Monday, October 15, 2007

Family Law Academic Acknowledges Significant Difference Between Religious Polygamy and Polyamory as Regards Public Policy

Canadian Law Professor Lorraine E. Weinrib's column, Second Opinion, published today online at includes the following statement, the first of its kind I've seen that recognizes the legitimacy of the interests of polyamorists in public discourse and debate over marriage rights as they apply to same-sex marriage, religious polygamy, and the slippery slope to polyamory as defined by Stanley Kurtz.

In forging public policy, it is important to distinguish between polygamous marriage within authoritarian religious communities and polyamorous relationships. The latter do not necessarily pose harm. They presumably involve mature, informed, and consenting adults, who have access to reproductive health information and health-care services, full exit rights, and access to enforcement of the relevant legal entitlements and protection.

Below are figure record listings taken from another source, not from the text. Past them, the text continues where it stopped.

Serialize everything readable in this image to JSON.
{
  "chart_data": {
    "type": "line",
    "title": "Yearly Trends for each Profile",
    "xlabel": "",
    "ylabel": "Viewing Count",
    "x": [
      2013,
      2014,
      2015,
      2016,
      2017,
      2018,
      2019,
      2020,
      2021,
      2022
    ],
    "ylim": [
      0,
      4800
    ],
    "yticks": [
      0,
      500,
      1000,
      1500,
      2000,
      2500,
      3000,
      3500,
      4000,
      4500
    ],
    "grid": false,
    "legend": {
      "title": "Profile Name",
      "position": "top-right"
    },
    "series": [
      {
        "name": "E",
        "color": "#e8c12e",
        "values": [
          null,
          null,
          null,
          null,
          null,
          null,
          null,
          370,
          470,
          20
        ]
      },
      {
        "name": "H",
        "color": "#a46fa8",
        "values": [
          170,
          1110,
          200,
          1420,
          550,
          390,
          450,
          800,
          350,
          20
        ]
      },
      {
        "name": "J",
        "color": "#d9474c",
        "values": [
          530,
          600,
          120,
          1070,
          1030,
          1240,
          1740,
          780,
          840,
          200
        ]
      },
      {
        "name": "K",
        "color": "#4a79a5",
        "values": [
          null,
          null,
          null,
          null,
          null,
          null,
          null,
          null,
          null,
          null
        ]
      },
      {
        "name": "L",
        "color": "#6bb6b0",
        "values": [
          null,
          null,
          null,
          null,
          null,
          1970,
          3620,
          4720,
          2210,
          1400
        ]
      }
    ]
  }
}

It is heartening to now see that family law academics are publicly and knowledgeably identifying the significant differences in the context of public policy between the non-egalitarian ways of religious polygamy and the egalitarian ways of polyamory. These differences matter significantly in human rights terms.

1 comment:

Shara said...

Hear hear. I read the full article and I agree whole-heartedly. The journalist is both determined to stand up for the individual liberties of the women and children who are taken advantage of in extreme patriarchal societies yet is concerned for existing *functional* families of the polygamous nature ... in addition to recognizing the difference between religious-based polygamy and polyamory (although the journalist uses the broader term "polygamy" rather than the more accurate term "polyandry" throughout the article).